In the case of (X=1; r1=Y) || (Y=1; r2=X) happening you could treat both of the processes as atomic events that read from some memory (or intermediate buffer) and write to some memory (or intermediate buffer). In the buffered case both pairs of operations could overlap in time and thus operate on 'stale' data, producing the r1=0, r2=0 case as a result. This leads to three possible interleavings L;R, or R;L, or L||R (that is both processes buffer the contents of memory and then execute at the same time).

The description in the paper covers the three sequentially consistent interleavings (which are L;R, R;L and also L0;R0;L1;R1) and introduces something with the same effect as L||R by describing a store buffer. The above description should make it obvious that the same effect can be produced using a read buffer infront of both pieces of code.

If you break down the memory into explicit (non-shared) buffers and make explicit the filling of these buffers then these kinds of effects are easier to model.
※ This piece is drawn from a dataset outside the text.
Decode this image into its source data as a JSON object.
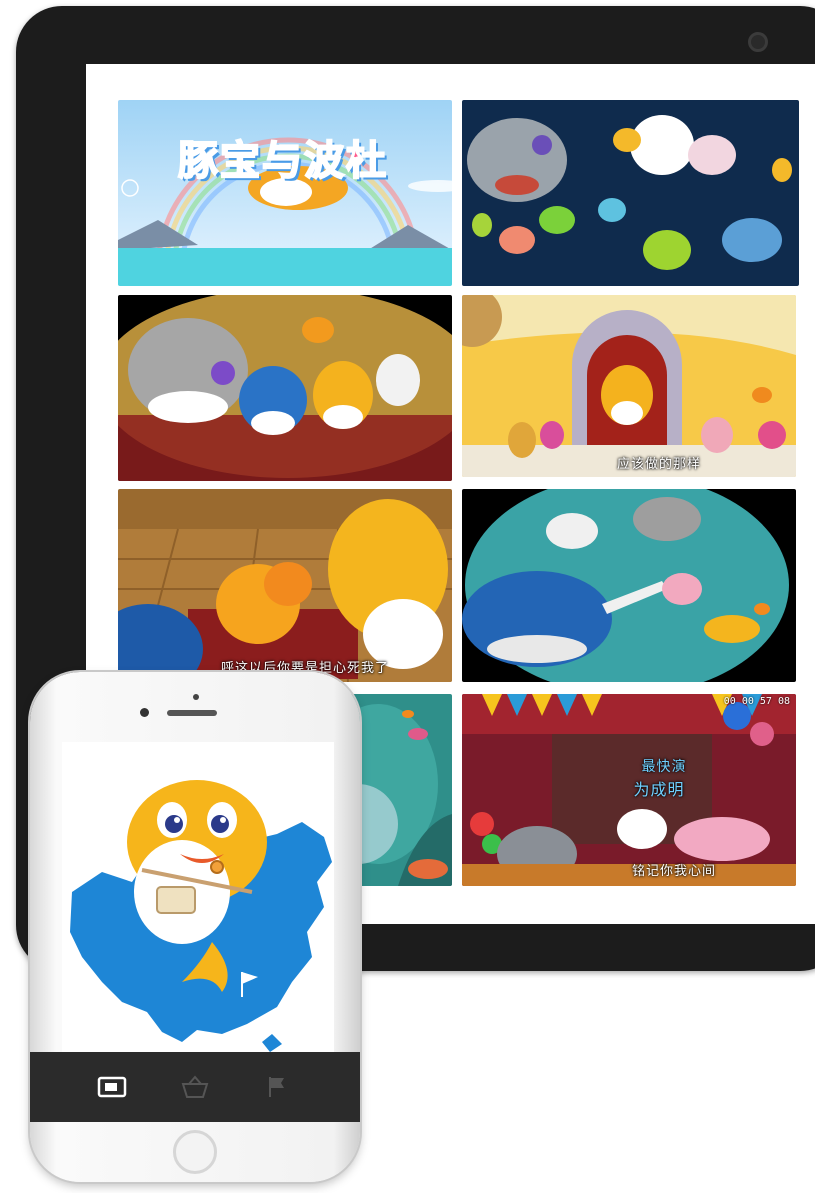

This claim is well-known in the CSP community and is the basis for the argument that CSP-style semantics that make these steps explicit are more composable than descriptions of processes using shared-memory semantics. (and of course there is a whole separate body of claims for an asynchronous message passing style as well).

In both cases a model is being defined to reason about what effects different forms of parallel execution can have on a program and how to expose that model to the programmer in the language semantics. The paper makes the case that a model of shared-memory that exposes all of the warts and weirdness is simply too much for the programmer to understand - but that the solution lies in defining a weaker memory model that only exposes some of the problems. Given that an alternative model exists that precisely shows where these problems crop up it seems a strange approach to me.

Even a message passing model

Even a message passing model needs to guarantee that values received are the same as values sent

Well, it doesn't _need_ to guarantee this, and practically speaking it can't if you're sending messages over an unreliable network.

It could specify that the chance of undetected random corruption must be below some threshold, though.